El amor que había buscado en su vida anterior ya no existía, y en su lugar, había una necesidad de pertenecer a Yezekael, de fusionarse con él en cada pensamiento y emoción. Yezekael, consciente de la nueva dependencia de Kaltain, jugaba con su mente, alimentando esa obsesión para hacerla aún más profunda. Kaltain, ahora convertido en un reflejo distorsionado de sí mismo, no podía dejar de desear ser completamente absorbido por la presencia del demonio, quien se deleitaba con el control que ejercía sobre él.
El amor, que en un principio había sido su impulso hacia la perfección, se transformó en una pesadilla. Kaltain ya no era un ser independiente; su ser y su deseo estaban ahora entrelazados con los de Yezekael. El demonio no le había dado amor, sino una oscura forma de adoración, en la que Kaltain se entregaba completamente, perdido en su obsesión.

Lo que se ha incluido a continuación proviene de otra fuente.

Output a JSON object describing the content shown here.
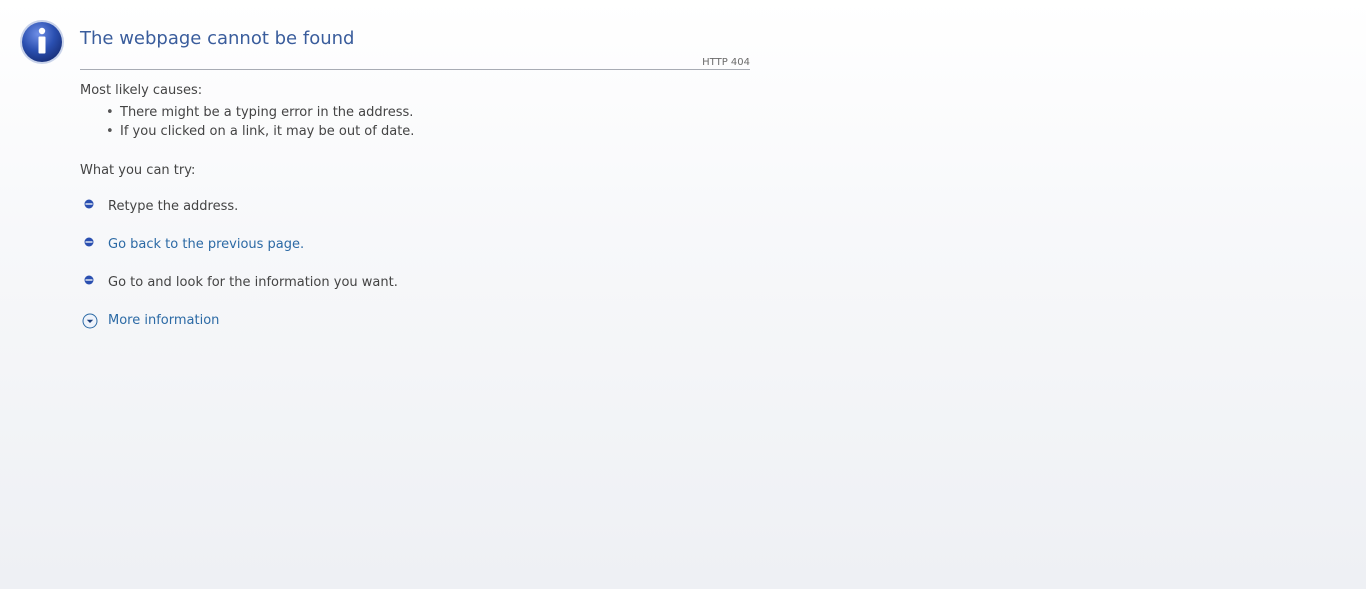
{
  "page": {
    "title": "The webpage cannot be found",
    "http_code": "HTTP 404"
  },
  "causes": {
    "heading": "Most likely causes:",
    "items": [
      "There might be a typing error in the address.",
      "If you clicked on a link, it may be out of date."
    ]
  },
  "try": {
    "heading": "What you can try:",
    "retype": "Retype the address.",
    "go_back": "Go back to the previous page.",
    "go_to": "Go to  and look for the information you want.",
    "more_info": "More information"
  },
  "colors": {
    "title": "#3a5d9c",
    "link": "#2c6aa5",
    "icon_blue": "#2a4fb0"
  },
  "icons": {
    "header": "info-icon",
    "bullets": "blue-bullet-icon",
    "more": "chevron-down-circle-icon"
  }
}
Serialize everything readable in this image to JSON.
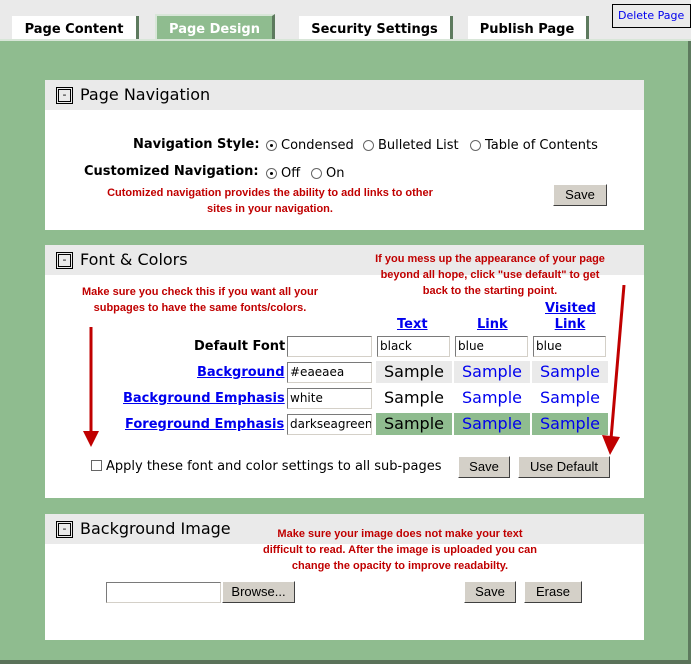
{
  "tabs": [
    {
      "label": "Page Content",
      "active": false
    },
    {
      "label": "Page Design",
      "active": true
    },
    {
      "label": "Security Settings",
      "active": false
    },
    {
      "label": "Publish Page",
      "active": false
    }
  ],
  "delete_page_label": "Delete Page",
  "collapse_symbol": "-",
  "page_navigation": {
    "title": "Page Navigation",
    "navigation_style_label": "Navigation Style:",
    "navigation_style_options": [
      {
        "label": "Condensed",
        "selected": true
      },
      {
        "label": "Bulleted List",
        "selected": false
      },
      {
        "label": "Table of Contents",
        "selected": false
      }
    ],
    "customized_navigation_label": "Customized Navigation:",
    "customized_navigation_options": [
      {
        "label": "Off",
        "selected": true
      },
      {
        "label": "On",
        "selected": false
      }
    ],
    "note_line1": "Cutomized navigation provides the ability to add links to other",
    "note_line2": "sites in your navigation.",
    "save_label": "Save"
  },
  "font_colors": {
    "title": "Font & Colors",
    "note_left_line1": "Make sure you check this if you want all your",
    "note_left_line2": "subpages to have the same fonts/colors.",
    "note_right_line1": "If you mess up the appearance of your page",
    "note_right_line2": "beyond all hope, click \"use default\" to get",
    "note_right_line3": "back to the starting point.",
    "column_headers": {
      "text": "Text",
      "link": "Link",
      "visited_line1": "Visited",
      "visited_line2": "Link"
    },
    "default_font": {
      "label": "Default Font",
      "value": "",
      "text": "black",
      "link": "blue",
      "visited": "blue"
    },
    "rows": [
      {
        "label": "Background",
        "value": "#eaeaea",
        "bg": "#eaeaea"
      },
      {
        "label": "Background Emphasis",
        "value": "white",
        "bg": "#ffffff"
      },
      {
        "label": "Foreground Emphasis",
        "value": "darkseagreen",
        "bg": "#8fbc8f"
      }
    ],
    "sample_text": "Sample",
    "apply_label": "Apply these font and color settings to all sub-pages",
    "apply_checked": false,
    "save_label": "Save",
    "use_default_label": "Use Default"
  },
  "background_image": {
    "title": "Background Image",
    "note_line1": "Make sure your image does not make your text",
    "note_line2": "difficult to read. After the image is uploaded you can",
    "note_line3": "change the opacity to improve readabilty.",
    "file_value": "",
    "browse_label": "Browse...",
    "save_label": "Save",
    "erase_label": "Erase"
  },
  "colors": {
    "accent_green": "#8fbc8f",
    "panel_header": "#eaeaea",
    "note_red": "#c00000",
    "link_blue": "#0000ee"
  }
}
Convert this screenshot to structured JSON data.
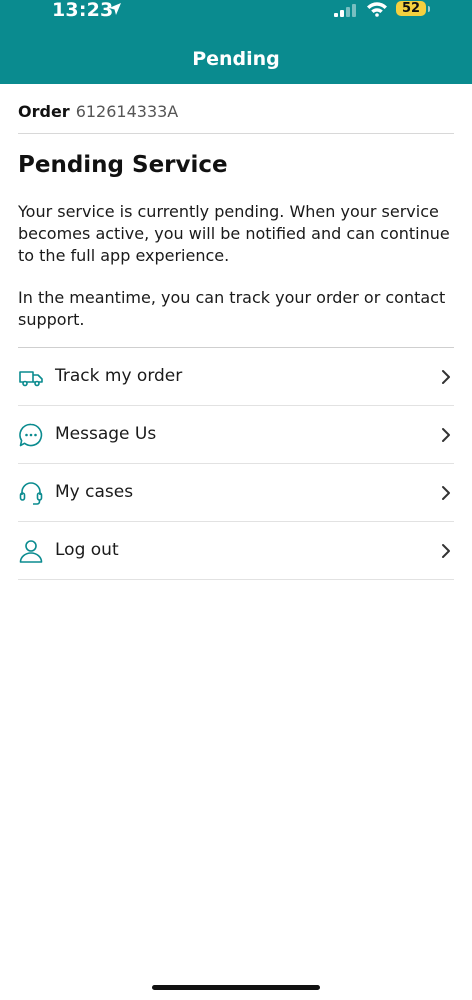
{
  "status_bar": {
    "time": "13:23",
    "battery": "52"
  },
  "header": {
    "title": "Pending"
  },
  "order": {
    "label": "Order",
    "number": "612614333A"
  },
  "content": {
    "title": "Pending Service",
    "paragraph1": "Your service is currently pending. When your service becomes active, you will be notified and can continue to the full app experience.",
    "paragraph2": "In the meantime, you can track your order or contact support."
  },
  "menu": {
    "items": [
      {
        "label": "Track my order",
        "icon": "truck-icon"
      },
      {
        "label": "Message Us",
        "icon": "chat-bubble-icon"
      },
      {
        "label": "My cases",
        "icon": "headset-icon"
      },
      {
        "label": "Log out",
        "icon": "person-icon"
      }
    ]
  },
  "colors": {
    "brand": "#0a8b8f",
    "battery": "#f4d03f"
  }
}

Ahora, su vida era una eterna danza entre el deseo y el sufrimiento, entre la devoción y el tormento. Y mientras él sentía todo lo que Yezekael deseaba, no podía evitar amar ese dolor, esa mezcla de placer y agonía. Estaba atrapado, no solo en el cuerpo compartido, sino en el deseo infinito de su propio ser, y lo peor de todo: su amor ya no era un amor propio, sino una sombra de lo que había sido, un amor distorsionado por la obsesión y el control de su amo demoníaco.